Small Business can be taxed at more favourable rates if they meet the specific requirements.

 

What are the requirements ?

  • Annual Turnover to be less than R20million.
  • Investment income must not exceed 20% of total income : This will include, but not limited to, rental income, interest & dividends, etc.
  • All shareholders are to be natural persons : No trusts nor any company to hold shares in the company.
  • Shareholders not to hold shares in any other companies (Private, Close Corporations, Personal Liability Companies) excluding Public Companies.
  • Directors are not be directors in any other business – The rules get quite sticky as it mentions that even if persons related to directors hold business interests, the company will be disqualified.
  • Personal services companies are disqualified as well : A personal services company gets taxed at 34% and is a company who received more than 80% of remuneration from one source.
  • Specific industries are also limited and can only start qualifying after having at least 3 employees, excluding the directors.

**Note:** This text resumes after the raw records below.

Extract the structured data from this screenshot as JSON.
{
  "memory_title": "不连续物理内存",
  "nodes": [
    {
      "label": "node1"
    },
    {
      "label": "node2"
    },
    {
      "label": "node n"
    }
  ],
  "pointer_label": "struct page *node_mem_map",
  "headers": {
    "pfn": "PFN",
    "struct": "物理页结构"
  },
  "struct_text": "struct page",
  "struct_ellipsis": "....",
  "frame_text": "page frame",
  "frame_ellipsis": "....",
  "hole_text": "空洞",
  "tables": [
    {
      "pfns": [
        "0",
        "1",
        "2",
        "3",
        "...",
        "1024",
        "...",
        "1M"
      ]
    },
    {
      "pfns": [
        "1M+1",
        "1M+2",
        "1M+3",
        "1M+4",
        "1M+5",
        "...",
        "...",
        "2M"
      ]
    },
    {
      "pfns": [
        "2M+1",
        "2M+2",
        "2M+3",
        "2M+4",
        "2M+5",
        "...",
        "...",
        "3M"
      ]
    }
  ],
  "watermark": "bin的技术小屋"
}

Although SARS does not ask all of these questions on the tax return; it should be abided by. Ok, so your company qualifies, what now? What tax benefits are there? The most important one, is that the company gets favourable tax rates, similar to individuals.

For the tax year 1 April 2023 to 31 March 2024, the tax rates are as follows:

  • R0 to R95,750 : Tax at 0%
  • R95,751 to R365,000 : Tax at 7% for the amount over R95,750 (meaning the first R95,750 of profit is tax-free and the profit to be taxed at 7% is calculated by deducting R95,750 from the profit.
  • R365,001 to R550,000 : Taxed at 21% on the amount over R365,000 plus R18,848 (which is the highest tax for the previous bracket)
  • R550,001 and above is taxed at 28% for the amount above R550,000 plus R57,698.
  • R550,001 and above is taxed at 28% for the amount above R550,000 plus R58,583.

Example

Profit (taxable income if you want to be very specific) for the year : R400,000.

We will calculate the tax as follows : R400,000 less R365,000 = R35,000. This difference is then multiplied by the tax rate : R35,000 x 21% = R7,350, but we still have to add the maximum tax from the previous bracket to get our taxation payable. So, R7,350 + R18,848 = R26,198 will be our total tax payable on a profit of R400,000.

For the technical inclined: profit and taxable income are not always the same, as there could be expenditures which are allowed for accounting purposes, but not for taxation purposes. Example : SARS interest and penalties, fines, change in depreciation rates, etc.

Are there any other benefits?

Yes, there are. Mainly on the depreciation of assets. Consult with your accountant regarding the accounting implications as there might be a difference between you can claim for accounting purposes and for tax purposes.

A Small Business Corporation may choose to use the following rates for movable assets brought into use for the first time by the SBC:

  • Assets used directly in a process of manufacture or similar process: 100% of the cost in the year of assessment in which the asset is first brought into use.
  • Other qualifying assets: 50% of the cost in the year of assessment in which the asset is first brought into use, 30% in the first succeeding year, and 20% in the second succeeding year.

The Company (which includes Close Corporations and Personal Liability Companies) can also choose the normal rates (20% on machinery over 5years as an example).